Christophe Prochasson : « Faire que les sciences sociales se rapprochent de la société »

Photo: Anne-Claire Veluire

Lors du séminaire « Editer et traduire les sciences humaines et sociales aujourd’hui », qui a eu lieu la semaine passée à l’Institut français de Prague, Radio Prague a pu interroger Christophe Prochasson, historien, directeur d’études à l’EHESS et directeur des Editions de l’EHESS. Celui-ci nous livre sa vision des mutations traversées aujourd’hui par ce secteur, et les difficultés auxquelles il est confronté.

Christophe Prochasson,  photo: www.marianne2.fr
« La première difficulté est de trouver un public, car ce public semble un peu disparaître. Toutes les enquêtes le montrent, les étudiants lisent moins, nous avons donc affaire à un rapport à la lecture chez les étudiants qui a changé, qui est plus consumériste, qui s’oriente davantage vers les textes en ligne ou la pratique du « photocopillage » comme on disait, qui s’est atténuée, mais qui a aussi été un problème et qui l’est toujours. Il faut donc trouver un public, qui ne soit pas seulement les étudiants, mais aussi ce fameux grand public cultivé, qui est un public un peu fantomatique. On voit très bien, dans les enquêtes de lecture, que la pratique de la lecture a à peu près cessé de diminuer massivement mais elle stagne.

Deuxième difficulté, après la difficulté de trouver des lecteurs, c’est de trouver des auteurs. Il y a beaucoup d’auteurs, plus de bons auteurs qu’avant, et de très bons auteurs, mais ils sont davantage indiscernables, c’est-à-dire que comme ils sont devenus plus nombreux, les têtes qui dépassent sont moins lisibles, en tout cas il est plus difficile de faire dépasser des têtes lorsqu’il y en a 1000 que lorsqu’il y en a 10.

La troisième difficulté, c’est en effet de montrer au public que les sciences sociales ont des choses à dire qui vont à l’encontre du sens commun. Car il y a un double phénomène. Il y a premier phénomène, qui consiste à voir les acquis des sciences sociales très diffusés ; au fond on a tous plus ou moins des idées sur la société, on a tous plus ou moins des connaissances historiques, on a tous plus ou moins des idées sur l’économie.

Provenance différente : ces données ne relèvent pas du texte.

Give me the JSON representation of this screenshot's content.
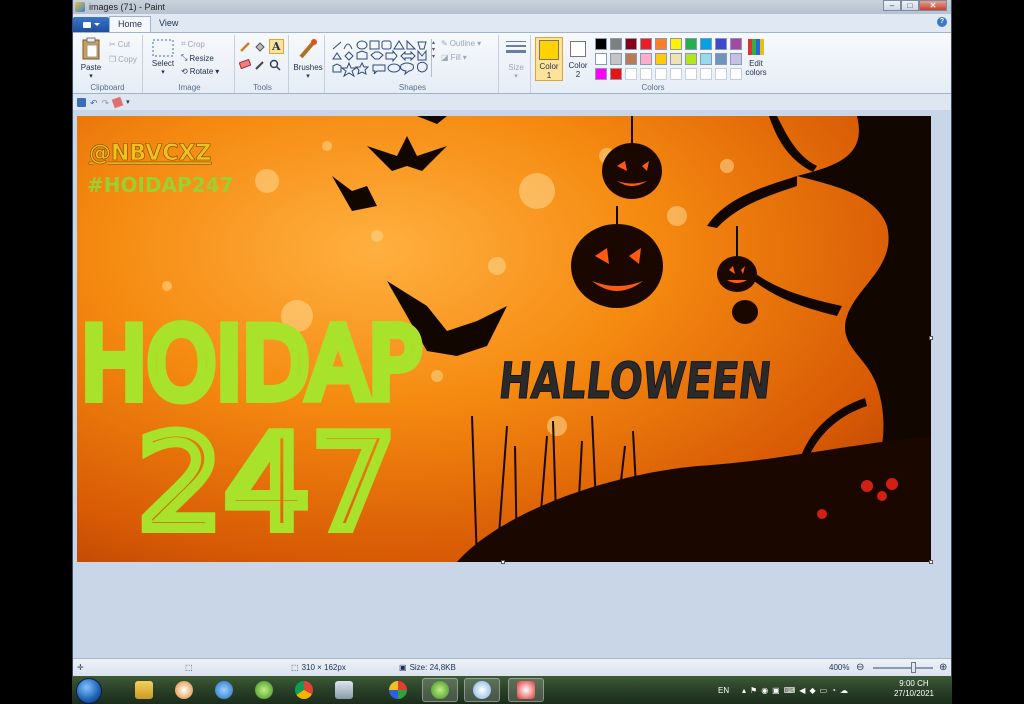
{
  "window": {
    "title": "images (71) - Paint"
  },
  "tabs": [
    {
      "label": "Home"
    },
    {
      "label": "View"
    }
  ],
  "ribbon": {
    "clipboard": {
      "label": "Clipboard",
      "paste": "Paste",
      "cut": "Cut",
      "copy": "Copy"
    },
    "image": {
      "label": "Image",
      "select": "Select",
      "crop": "Crop",
      "resize": "Resize",
      "rotate": "Rotate"
    },
    "tools": {
      "label": "Tools"
    },
    "brushes": {
      "label": "Brushes"
    },
    "shapes": {
      "label": "Shapes",
      "outline": "Outline",
      "fill": "Fill"
    },
    "size": {
      "label": "Size"
    },
    "colors": {
      "label": "Colors",
      "color1_label": "Color",
      "color1_num": "1",
      "color2_label": "Color",
      "color2_num": "2",
      "edit_label": "Edit",
      "edit_label2": "colors",
      "color1": "#ffd200",
      "color2": "#ffffff",
      "palette_row1": [
        "#000000",
        "#7f7f7f",
        "#880015",
        "#ed1c24",
        "#ff7f27",
        "#fff200",
        "#22b14c",
        "#00a2e8",
        "#3f48cc",
        "#a349a4"
      ],
      "palette_row2": [
        "#ffffff",
        "#c3c3c3",
        "#b97a57",
        "#ffaec9",
        "#ffc90e",
        "#efe4b0",
        "#b5e61d",
        "#99d9ea",
        "#7092be",
        "#c8bfe7"
      ],
      "palette_row3": [
        "#ff00ff",
        "#ee1111"
      ]
    }
  },
  "artwork": {
    "watermark1": "@NBVCXZ",
    "watermark2": "#HOIDAP247",
    "big_line1": "HOIDAP",
    "big_line2": "247",
    "halloween": "HALLOWEEN"
  },
  "statusbar": {
    "dimensions": "310 × 162px",
    "size": "Size: 24,8KB",
    "zoom": "400%",
    "zoom_level": 0.66
  },
  "taskbar": {
    "language": "EN",
    "time": "9:00 CH",
    "date": "27/10/2021"
  }
}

Mais en même temps, ces idées ou ces connaissances répandues ne correspondent pas toujours aussi précisément à ce que montrent aujourd’hui les sciences sociales, dont le grand mot d’ordre, je vais simplifier, c’est complexité. Donc les savants arrivent en vous disant que c’est plus compliqué que ce que vous savez, ou croyez savoir, et on va essayer de vous le montrer. Et ça, c’est un message difficile à faire passer aujourd’hui. »

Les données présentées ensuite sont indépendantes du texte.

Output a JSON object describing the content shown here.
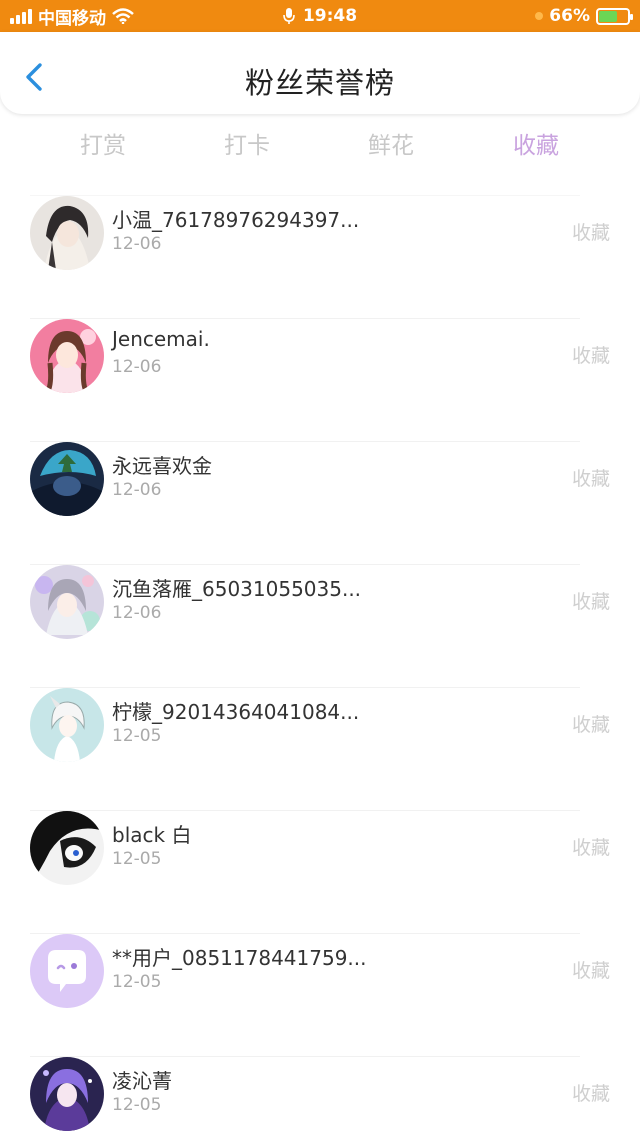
{
  "status_bar": {
    "carrier": "中国移动",
    "time": "19:48",
    "battery": "66%",
    "battery_level": 0.66,
    "icons": [
      "signal-icon",
      "wifi-icon",
      "mic-icon",
      "charging-battery-icon"
    ]
  },
  "header": {
    "title": "粉丝荣誉榜",
    "back_icon": "chevron-left-icon",
    "accent": "#2b8fde"
  },
  "tabs": [
    {
      "label": "打赏",
      "active": false
    },
    {
      "label": "打卡",
      "active": false
    },
    {
      "label": "鲜花",
      "active": false
    },
    {
      "label": "收藏",
      "active": true
    }
  ],
  "colors": {
    "status_bar": "#f08a10",
    "active_tab": "#c9a3df",
    "inactive_tab": "#c8c8c8"
  },
  "fans": [
    {
      "name": "小温_76178976294397...",
      "date": "12-06",
      "action": "收藏"
    },
    {
      "name": "Jencemai.",
      "date": "12-06",
      "action": "收藏"
    },
    {
      "name": "永远喜欢金",
      "date": "12-06",
      "action": "收藏"
    },
    {
      "name": "沉鱼落雁_65031055035...",
      "date": "12-06",
      "action": "收藏"
    },
    {
      "name": "柠檬_92014364041084...",
      "date": "12-05",
      "action": "收藏"
    },
    {
      "name": "black 白",
      "date": "12-05",
      "action": "收藏"
    },
    {
      "name": "**用户_0851178441759...",
      "date": "12-05",
      "action": "收藏"
    },
    {
      "name": "凌沁菁",
      "date": "12-05",
      "action": "收藏"
    }
  ]
}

Et quels pourraient être selon vous les réponses, ou des débuts de solution à ces problèmes que vous venez d’évoquer ?

Photo: Anne-Claire Veluire
« Alors, le mot d’ordre, c’est faire que les sciences sociales et les livres de science sociale, se rapprochent de la société, du monde social. Alors, comment ?

Je crois d’abord qu’il faut qu’on retrouve le sens de livres qui soient des synthèses, mais qui ne soient pas des synthèses faciles, donc exigeantes, et, c’est un de mes chevaux de bataille, qui passent par l’écriture, une réflexion par l’écriture à laquelle je tiens beaucoup. Je pense qu’il faut que les spécialistes de sciences sociales passent du temps à réfléchir à la façon dont ils écrivent, et notamment se débarrassent d’un certain type de jargon qui a envahi les sciences sociales. J’ai conscience qu’il faut manier cette critique prudemment, parce qu’il y a un vocabulaire propre au développement des sciences mais en même temps, je crois qu’on peut tout à fait trouver une rigueur d’expression qui ne soit pas absconde ou qui ne soit pas ennuyeuse tout simplement. Donc l’écriture.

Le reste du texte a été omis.